Notons que l’acquéreur peut expulser le preneur, si le bail réserve la faculté d’expulsion, en invoquant l’un de ces motifs.

Parmi les motifs en question, figure la volonté de démolir et reconstruire l’immeuble loué.

Le bailleur peut aussi refuser le renouvellement sans motif mais il doit alors payer une indemnité de trois ans de loyer, voire davantage si le préjudice du preneur est supérieur.

Le bailleur doit réaliser dans les six mois l’intention pour laquelle il a refusé le renouvellement et doit maintenir cette intention durant au moins deux ans.

Sinon, sauf s’il justifie d’un motif grave, il doit payer une indemnité de minimum trois ans de loyer (art. 25, alinéa 1er, 3°).

Une démolition suivie d’une reconstruction est une opération qui constitue en règle des travaux soumis à permis d’urbanisme selon l’article 98, § 1, 3° et 4°, CoBAT.
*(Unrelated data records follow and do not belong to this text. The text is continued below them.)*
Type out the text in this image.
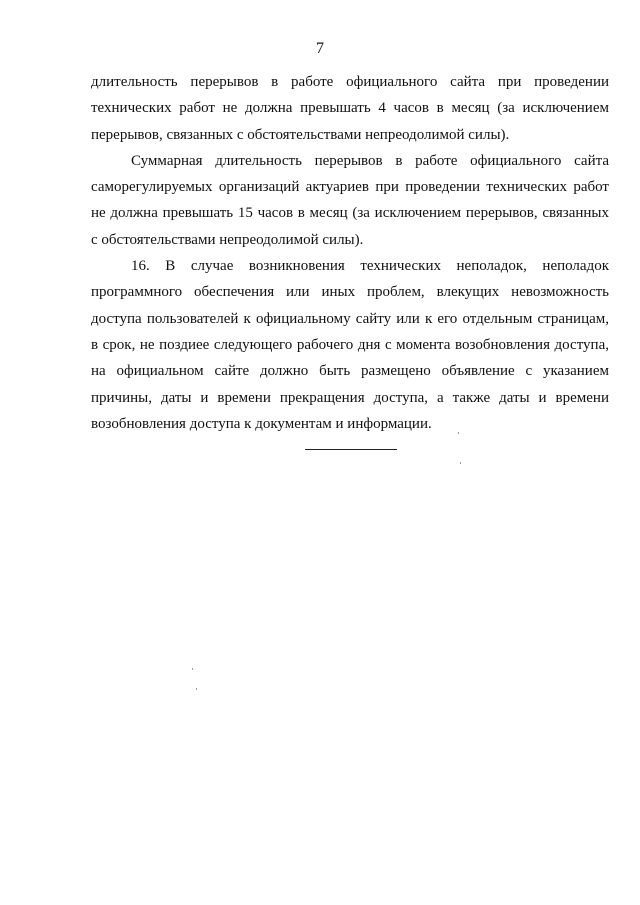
7
длительность перерывов в работе официального сайта при проведении
технических работ не должна превышать 4 часов в месяц (за исключением
перерывов, связанных с обстоятельствами непреодолимой силы).
Суммарная длительность перерывов в работе официального сайта
саморегулируемых организаций актуариев при проведении технических работ
не должна превышать 15 часов в месяц (за исключением перерывов, связанных
с обстоятельствами непреодолимой силы).
16. В случае возникновения технических неполадок, неполадок
программного обеспечения или иных проблем, влекущих невозможность
доступа пользователей к официальному сайту или к его отдельным страницам,
в срок, не поздиее следующего рабочего дня с момента возобновления доступа,
на официальном сайте должно быть размещено объявление с указанием
причины, даты и времени прекращения доступа, а также даты и времени
возобновления доступа к документам и информации.
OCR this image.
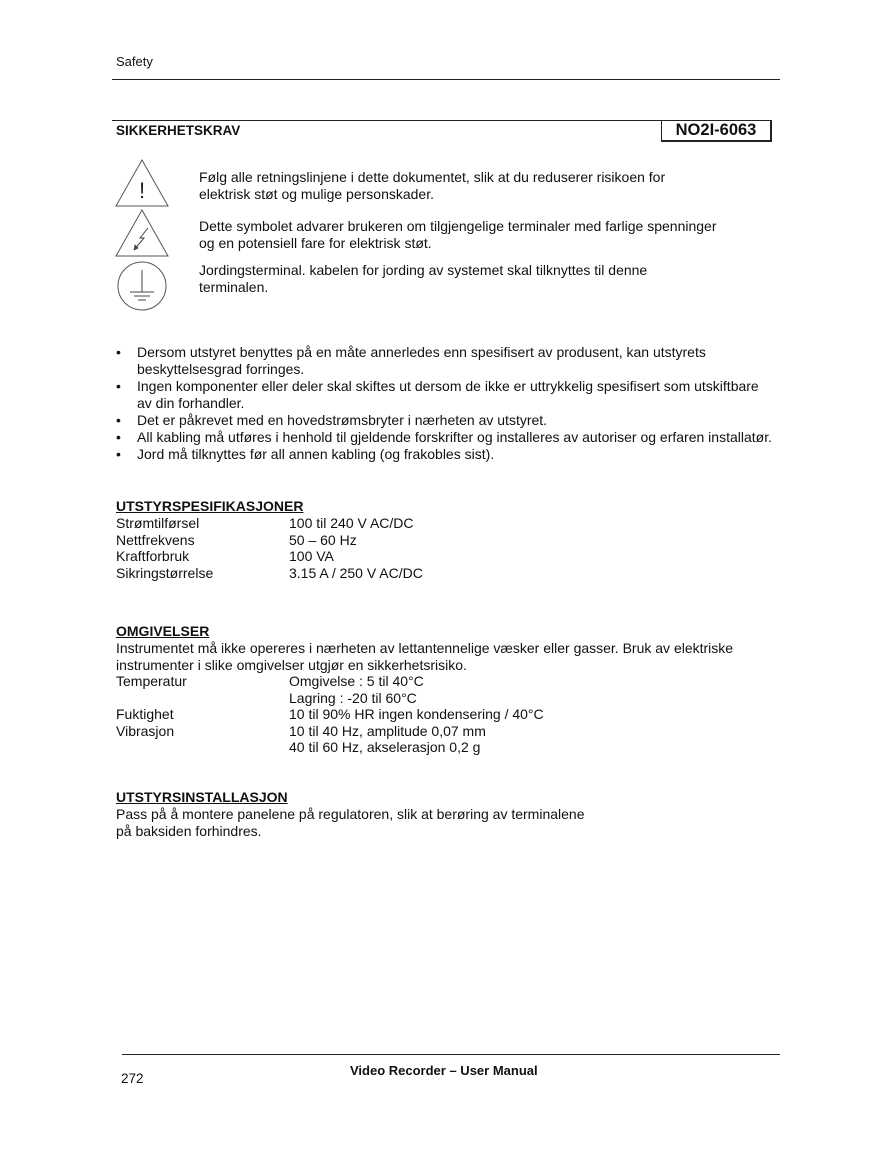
Safety
SIKKERHETSKRAV	NO2I-6063
!
Følg alle retningslinjene i dette dokumentet, slik at du reduserer risikoen for elektrisk støt og mulige personskader.
Dette symbolet advarer brukeren om tilgjengelige terminaler med farlige spenninger og en potensiell fare for elektrisk støt.
Jordingsterminal. kabelen for jording av systemet skal tilknyttes til denne terminalen.
• Dersom utstyret benyttes på en måte annerledes enn spesifisert av produsent, kan utstyrets beskyttelsesgrad forringes.
• Ingen komponenter eller deler skal skiftes ut dersom de ikke er uttrykkelig spesifisert som utskiftbare av din forhandler.
• Det er påkrevet med en hovedstrømsbryter i nærheten av utstyret.
• All kabling må utføres i henhold til gjeldende forskrifter og installeres av autoriser og erfaren installatør.
• Jord må tilknyttes før all annen kabling (og frakobles sist).
UTSTYRSPESIFIKASJONER
Strømtilførsel	100 til 240 V AC/DC
Nettfrekvens	50 – 60 Hz
Kraftforbruk	100 VA
Sikringstørrelse	3.15 A / 250 V AC/DC
OMGIVELSER
Instrumentet må ikke opereres i nærheten av lettantennelige væsker eller gasser. Bruk av elektriske instrumenter i slike omgivelser utgjør en sikkerhetsrisiko.
Temperatur	Omgivelse : 5 til 40°C
Lagring : -20 til 60°C
Fuktighet	10 til 90% HR ingen kondensering / 40°C
Vibrasjon	10 til 40 Hz, amplitude 0,07 mm
40 til 60 Hz, akselerasjon 0,2 g
UTSTYRSINSTALLASJON
Pass på å montere panelene på regulatoren, slik at berøring av terminalene
på baksiden forhindres.
Video Recorder – User Manual
272
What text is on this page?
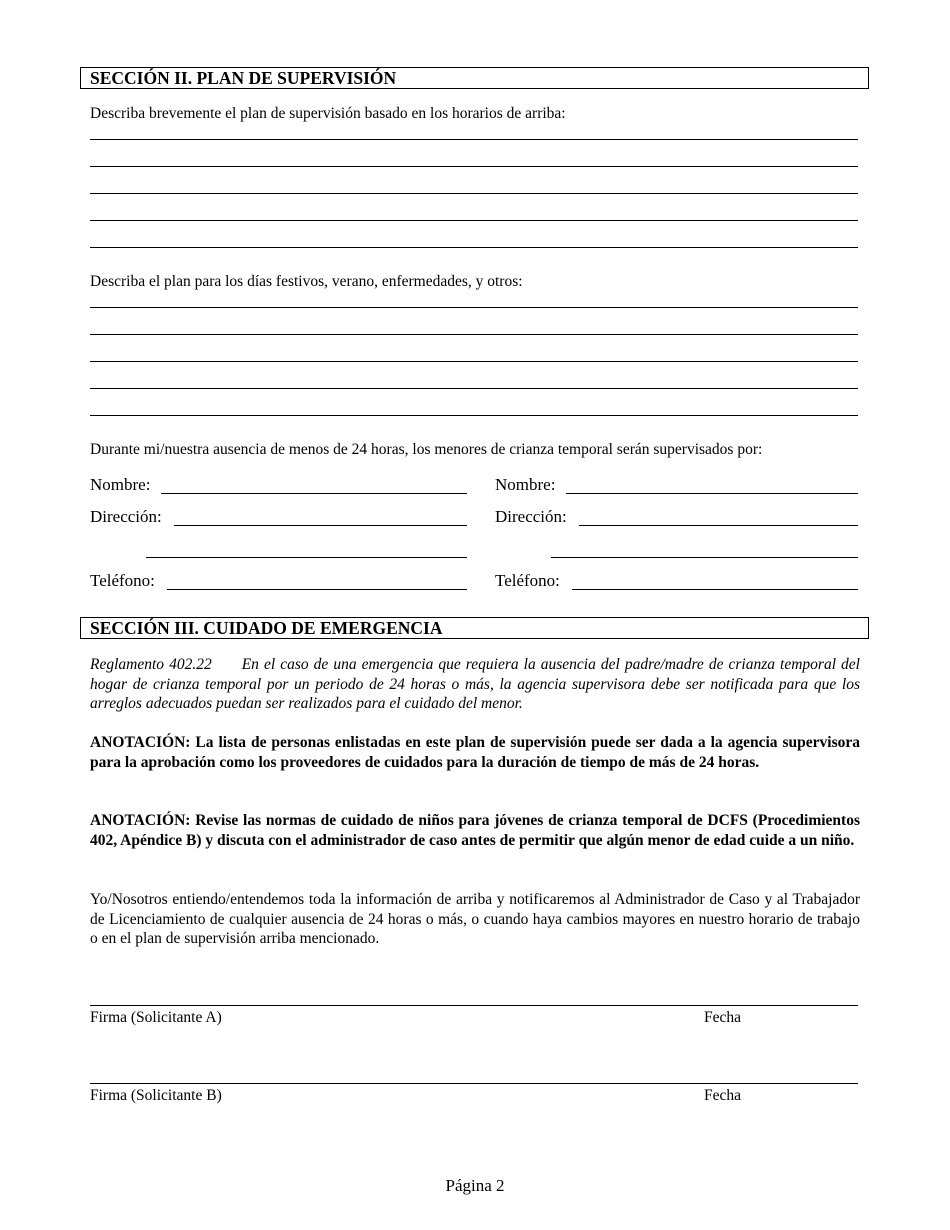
SECCIÓN II. PLAN DE SUPERVISIÓN
Describa brevemente el plan de supervisión basado en los horarios de arriba:
Describa el plan para los días festivos, verano, enfermedades, y otros:
Durante mi/nuestra ausencia de menos de 24 horas, los menores de crianza temporal serán supervisados por:
Nombre:
Dirección:
Teléfono:
Nombre:
Dirección:
Teléfono:
SECCIÓN III. CUIDADO DE EMERGENCIA
Reglamento 402.22 En el caso de una emergencia que requiera la ausencia del padre/madre de crianza temporal del hogar de crianza temporal por un periodo de 24 horas o más, la agencia supervisora debe ser notificada para que los arreglos adecuados puedan ser realizados para el cuidado del menor.
ANOTACIÓN: La lista de personas enlistadas en este plan de supervisión puede ser dada a la agencia supervisora para la aprobación como los proveedores de cuidados para la duración de tiempo de más de 24 horas.
ANOTACIÓN: Revise las normas de cuidado de niños para jóvenes de crianza temporal de DCFS (Procedimientos 402, Apéndice B) y discuta con el administrador de caso antes de permitir que algún menor de edad cuide a un niño.
Yo/Nosotros entiendo/entendemos toda la información de arriba y notificaremos al Administrador de Caso y al Trabajador de Licenciamiento de cualquier ausencia de 24 horas o más, o cuando haya cambios mayores en nuestro horario de trabajo o en el plan de supervisión arriba mencionado.
Firma (Solicitante A)	Fecha
Firma (Solicitante B)	Fecha
Página 2
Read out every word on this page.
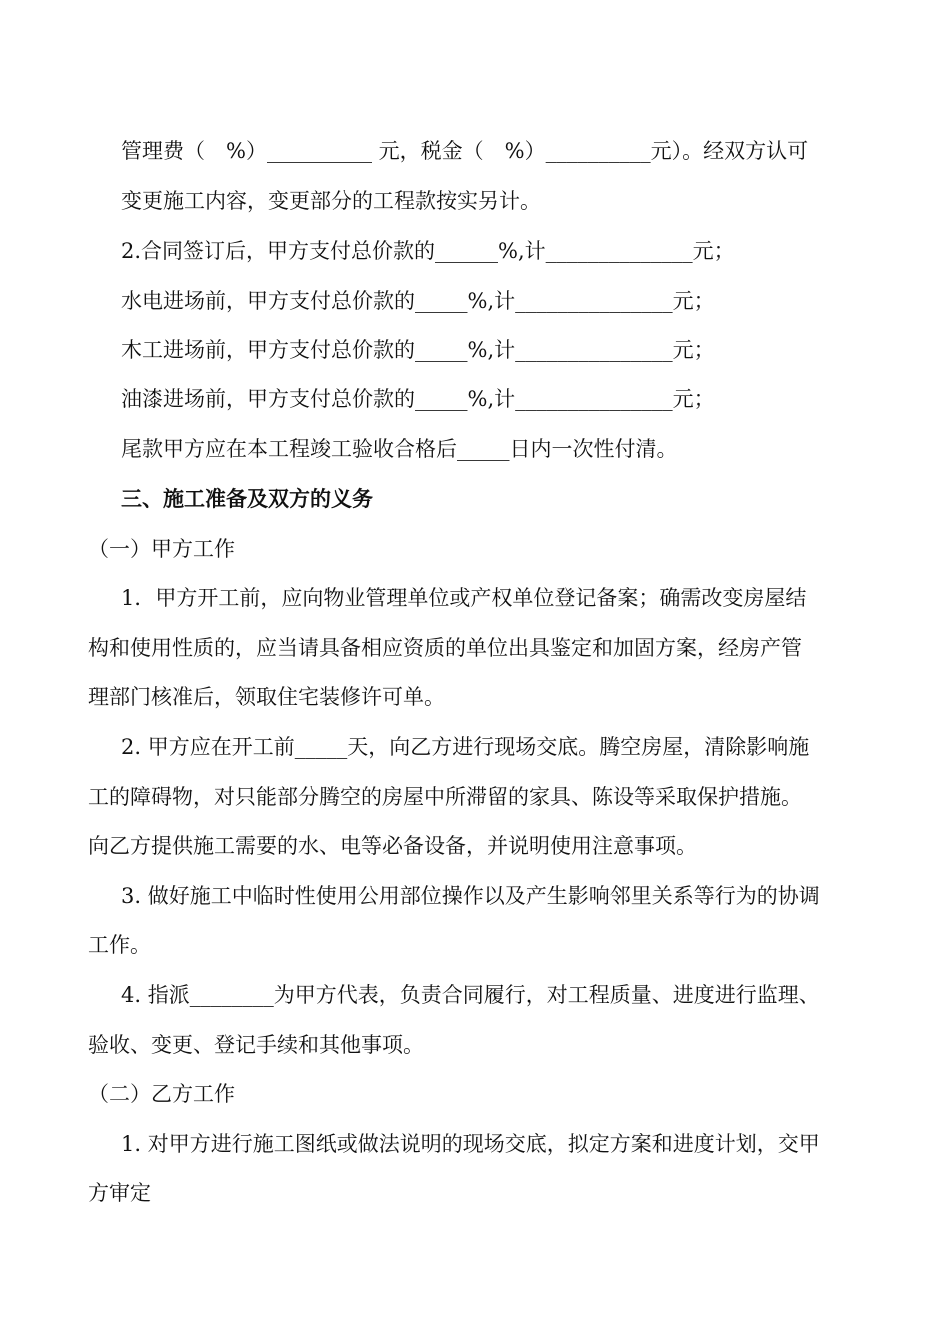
管理费（　%）__________ 元，税金（　%）__________元）。经双方认可
变更施工内容，变更部分的工程款按实另计。
2.合同签订后，甲方支付总价款的______%,计______________元；
水电进场前，甲方支付总价款的_____%,计_______________元；
木工进场前，甲方支付总价款的_____%,计_______________元；
油漆进场前，甲方支付总价款的_____%,计_______________元；
尾款甲方应在本工程竣工验收合格后_____日内一次性付清。
三、施工准备及双方的义务
（一）甲方工作
1．甲方开工前，应向物业管理单位或产权单位登记备案；确需改变房屋结
构和使用性质的，应当请具备相应资质的单位出具鉴定和加固方案，经房产管
理部门核准后，领取住宅装修许可单。
2. 甲方应在开工前_____天，向乙方进行现场交底。腾空房屋，清除影响施
工的障碍物，对只能部分腾空的房屋中所滞留的家具、陈设等采取保护措施。
向乙方提供施工需要的水、电等必备设备，并说明使用注意事项。
3. 做好施工中临时性使用公用部位操作以及产生影响邻里关系等行为的协调
工作。
4. 指派________为甲方代表，负责合同履行，对工程质量、进度进行监理、
验收、变更、登记手续和其他事项。
（二）乙方工作
1. 对甲方进行施工图纸或做法说明的现场交底，拟定方案和进度计划，交甲
方审定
Le bailleur doit donc réaliser dans les six mois du départ du preneur l’intention qu’il a manifestée, à savoir démolir et reconstruire l’immeuble loué.

Or il est impossible d’obtenir un permis d’urbanisme pour ces travaux dans le délai de six mois.

La Cour de cassation a réglé le problème :

« Que, pour l’application de l’article 25, alinéa 1er, 3° précité, il suffit que le bailleur réalise son intention de reconstruction dans le délai déterminé ; que l’introduction d’une demande d’obtention de l’autorisation légalement requise pour les travaux peut, selon les circonstances, faire partie de la réalisation de cette intention ;

Attendu que le moyen, en cette branche, allègue que la délivrance d’un permis de bâtir n’est qu’une exigence pour la réalisation de certains travaux mais qu’elle doit être distinguée de la réalisation même des travaux pour lesquels le permis a été demandé, que pour l’application de l’article 25, alinéa 1er, 3°, précité, les travaux mêmes doivent avoir commencé dans le délai de six mois qui suivent l’abandon du bien loué et qu’un tel permis n’est pas assimilé à une exécution ou même un commencement d’exécution des travaux pour lesquels le permis est demandé ;

Que le moyen, en cette branche, manque en droit ; »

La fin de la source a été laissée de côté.